Seyfarth Synopsis: The EEOC obtains a multi-million dollar default judgment against an out-of-business company in a case alleging “human trafficking” discrimination claims.
In a ruling on April 26, 2016, in EEOC v. Global Horizons, Inc., Case No. 2:11-CV-03045 (E.D. Wash. Apr. 26, 2016), Judge Edward F. Shea of the U.S. District Court for the Eastern District of Washington entered a default judgment of over $7.6 million in the EEOC’s favor against an essentially defunct business, Global Horizons, Inc. This multi-million dollar judgment harkens back to the $8.7 million default judgment entered in favor of the EEOC against this same defendant (and another out-of-business defendant) less than two years ago in the U.S. District Court for the District of Hawaii, the agency’s biggest judgment in 2014. This Judgment – most likely symbolic, as it is apt to be uncollectable – finally closes the door on five years of litigation arising from the EEOC’s purported pursuit of “human trafficking” discrimination claims.
Background To The Case
In 2011, the EEOC brought claims against Defendant Global Horizons, Inc. (“Global Horizons”), among others, in federal district courts in both Hawaii and Washington, alleging a pattern or practice of unlawful discriminatory employment practices against foreign migrant workers based on their Asian race and/or Thai national original. The EEOC also asserted claims for harassment and hostile work environment, retaliation, and constructive discharge. The Asian and Thai workers were employed by Global Horizons under the U.S. Department of Labor H2‑A guest worker program to provide farm labor at various locations in California, Hawaii, and Washington. The Commission had additionally sued other companies that had contracted with Global Horizons to supply workers to their farms and operations. Subsequent to the litigation, Global Horizons went out of business.
By 2014, the EEOC litigation initiated in Hawaii had largely resolved, with most of the companies securing dismissals of the EEOC’s claims against them or reaching resolutions. In December 2014, the EEOC obtained default judgment against Global Horizons and another out-of-business defendant in the amount of $8.7 million. It was the largest judgment obtained by the Commission that year.
In early 2015, in the U.S. District Court for the Eastern District of Washington, the EEOC sought default judgment against Global Horizons. The other companies the Commission had sued in Washington obtained dismissal of the EEOC’s claims against them and were awarded attorneys’ fees and costs just shy of $1 million against the EEOC.
However, with respect to its claims against Global Horizons, the EEOC sought $300,000 for both compensatory and punitive damages for 66 individual claimants, submitting a 152 page supplemental table in support of its request as well as a number of declarations from the individual claimants.

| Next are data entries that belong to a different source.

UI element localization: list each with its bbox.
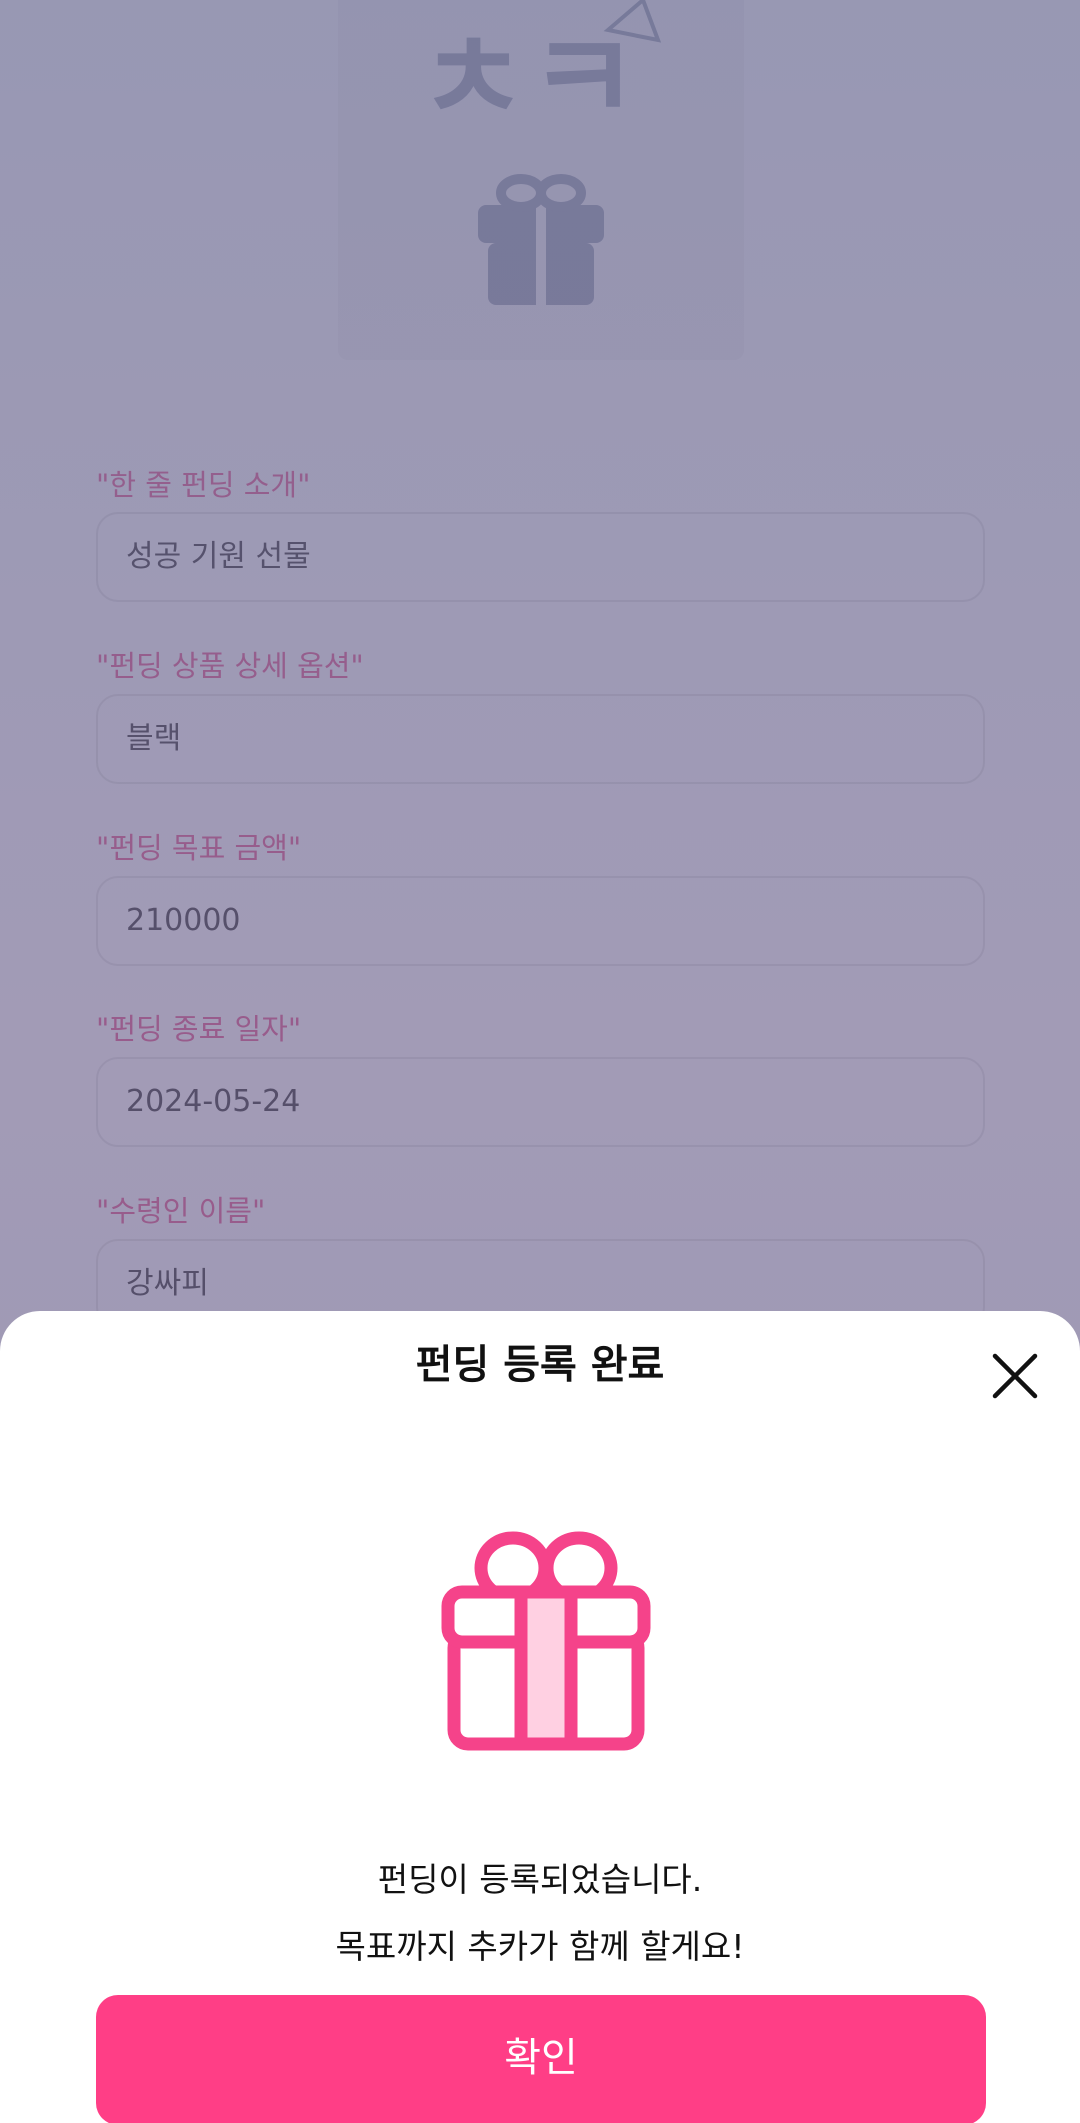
end-date-label: "펀딩 종료 일자" [96, 1012, 302, 1046]
option-label: "펀딩 상품 상세 옵션" [96, 649, 364, 683]
page: ㅊㅋ "한 줄 펀딩 소개" 성공 기원 선물 "펀딩 상품 상세 옵션" 블랙… [0, 0, 1080, 2123]
gift-icon-small [478, 174, 604, 305]
intro-label: "한 줄 펀딩 소개" [96, 468, 311, 502]
gift-icon [441, 1531, 651, 1751]
confirm-button[interactable]: 확인 [96, 1995, 986, 2123]
success-message-line2: 목표까지 추카가 함께 할게요! [335, 1927, 745, 1966]
sheet-title: 펀딩 등록 완료 [415, 1342, 665, 1388]
goal-amount-label: "펀딩 목표 금액" [96, 831, 302, 865]
close-button[interactable] [990, 1351, 1040, 1401]
gift-illustration [441, 1524, 651, 1758]
thumbnail-art: ㅊㅋ [418, 0, 662, 305]
option-input[interactable]: 블랙 [96, 694, 985, 784]
end-date-input[interactable]: 2024-05-24 [96, 1057, 985, 1147]
completion-sheet: 펀딩 등록 완료 펀딩이 등록되었습니다. 목표까지 추카가 함께 할게요! 확… [0, 1311, 1080, 2123]
funding-thumbnail: ㅊㅋ [338, 0, 744, 360]
success-message-line1: 펀딩이 등록되었습니다. [377, 1860, 703, 1899]
goal-amount-input[interactable]: 210000 [96, 876, 985, 966]
close-icon [992, 1353, 1038, 1399]
intro-input[interactable]: 성공 기원 선물 [96, 512, 985, 602]
recipient-label: "수령인 이름" [96, 1194, 266, 1228]
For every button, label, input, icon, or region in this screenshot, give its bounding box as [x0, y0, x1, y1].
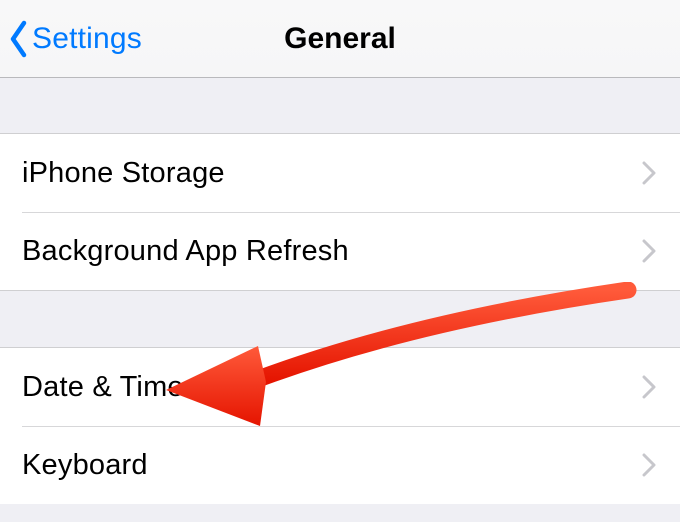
chevron-right-icon — [642, 453, 656, 477]
settings-group-1: iPhone Storage Background App Refresh — [0, 134, 680, 290]
row-label: iPhone Storage — [22, 157, 225, 190]
row-label: Keyboard — [22, 449, 148, 482]
back-button[interactable]: Settings — [0, 20, 142, 58]
background-app-refresh-row[interactable]: Background App Refresh — [0, 212, 680, 290]
chevron-left-icon — [8, 20, 30, 58]
chevron-right-icon — [642, 161, 656, 185]
iphone-storage-row[interactable]: iPhone Storage — [0, 134, 680, 212]
section-gap — [0, 78, 680, 134]
back-label: Settings — [32, 22, 142, 56]
section-gap — [0, 290, 680, 348]
settings-group-2: Date & Time Keyboard — [0, 348, 680, 504]
row-label: Background App Refresh — [22, 235, 349, 268]
row-label: Date & Time — [22, 371, 184, 404]
chevron-right-icon — [642, 239, 656, 263]
navbar: Settings General — [0, 0, 680, 78]
keyboard-row[interactable]: Keyboard — [0, 426, 680, 504]
date-time-row[interactable]: Date & Time — [0, 348, 680, 426]
chevron-right-icon — [642, 375, 656, 399]
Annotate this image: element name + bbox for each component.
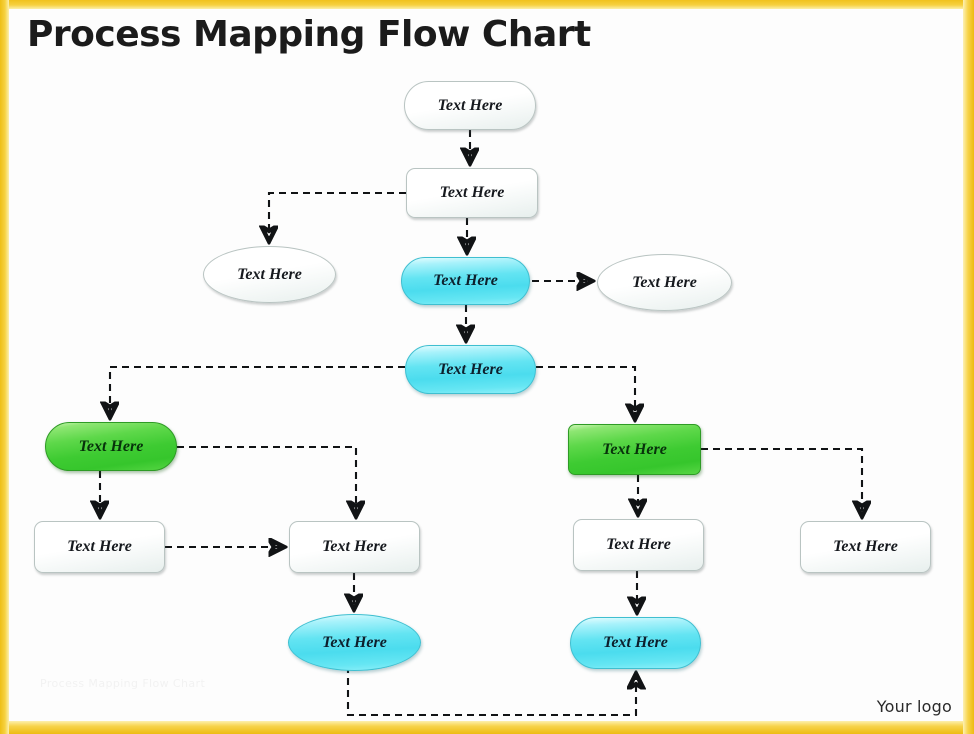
flow-node-label: Text Here <box>67 538 132 555</box>
flow-node-label: Text Here <box>322 538 387 555</box>
flow-node-label: Text Here <box>602 440 667 458</box>
logo-placeholder: Your logo <box>876 697 952 716</box>
flow-node-n5[interactable]: Text Here <box>597 254 732 311</box>
flow-node-n11[interactable]: Text Here <box>573 519 704 571</box>
flow-node-label: Text Here <box>437 96 503 114</box>
flow-node-label: Text Here <box>439 184 505 201</box>
connector-c9 <box>177 445 356 516</box>
watermark-text: Process Mapping Flow Chart <box>40 677 206 690</box>
flow-node-n3[interactable]: Text Here <box>203 246 336 303</box>
flow-node-n9[interactable]: Text Here <box>34 521 165 573</box>
flow-node-label: Text Here <box>603 634 668 651</box>
flow-node-label: Text Here <box>237 265 302 283</box>
flow-node-n7[interactable]: Text Here <box>45 422 177 471</box>
flow-node-n4[interactable]: Text Here <box>401 257 530 305</box>
flow-node-label: Text Here <box>632 273 697 291</box>
connector-c12 <box>701 447 862 516</box>
flow-node-n6[interactable]: Text Here <box>405 345 536 394</box>
flow-node-n1[interactable]: Text Here <box>404 81 536 130</box>
flow-node-n14[interactable]: Text Here <box>570 617 701 669</box>
connector-c7 <box>536 365 635 419</box>
flow-node-n13[interactable]: Text Here <box>288 614 421 671</box>
flow-node-n8[interactable]: Text Here <box>568 424 701 475</box>
page-title: Process Mapping Flow Chart <box>27 14 591 55</box>
flow-node-n10[interactable]: Text Here <box>289 521 420 573</box>
flow-node-label: Text Here <box>438 360 503 378</box>
flow-node-n2[interactable]: Text Here <box>406 168 538 218</box>
slide-border-top <box>0 0 974 9</box>
connector-c15 <box>346 666 636 717</box>
flow-node-label: Text Here <box>606 536 671 553</box>
flow-node-label: Text Here <box>78 437 144 455</box>
flow-node-label: Text Here <box>833 538 898 555</box>
slide-border-bottom <box>0 721 974 734</box>
slide-border-left <box>0 0 9 734</box>
connector-c2 <box>269 191 406 241</box>
slide-border-right <box>963 0 974 734</box>
flow-node-label: Text Here <box>322 633 387 651</box>
flow-node-label: Text Here <box>433 272 498 289</box>
slide-canvas: Process Mapping Flow Chart Text Here Text… <box>0 0 974 734</box>
connector-c6 <box>110 365 405 417</box>
flow-node-n12[interactable]: Text Here <box>800 521 931 573</box>
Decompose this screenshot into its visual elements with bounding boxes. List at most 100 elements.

In total, the EEOC sought entry of default judgment against Global Horizons in the amount of $19.8 million. Based on those submission, the Court entered findings of fact and conclusions of law relative to the EEOC’s claims against Global Horizons on April 26, 2016 in a 30-page order.
The Court’s Ruling
The Court rejected the EEOC’s requests and entered an award of compensatory damages of $5,000 per month worked for Global Horizons to every claimant based on the Defendant’s default and uncontested liability for the pattern or practice of discrimination, a hostile work environment, and retaliation relative to the claimants that Global Horizons brought to work in Washington state. In addition to compensatory damages, the Court also awarded each claimant $15,000 per month in punitive damages. The Court further concluded that claimants who were detained by police for almost an entire day were each entitled to additional compensatory damages in the amount of $2,500 per claimant and additional punitive damages in the amount of $7,500 per claimant. Based on these conclusions, the Court apportioned judgments to claimants ranging from $4,000 (for six days of work) to $210,000 (for ten months of work as well as police detention). In total, the Court entered default judgment in the amount of $7,658,500.
It remains to be seen what to make of the judgment. It may be worth less than the paper on which it is written, as it is likely not collectable.
Implications For Employers
Since the judgment is likely not to be paid, the EEOC may still hope to use it as a basis for negotiation in like cases. Employers should be mindful of the Commission’s likely arguments as to the “value” of such cases.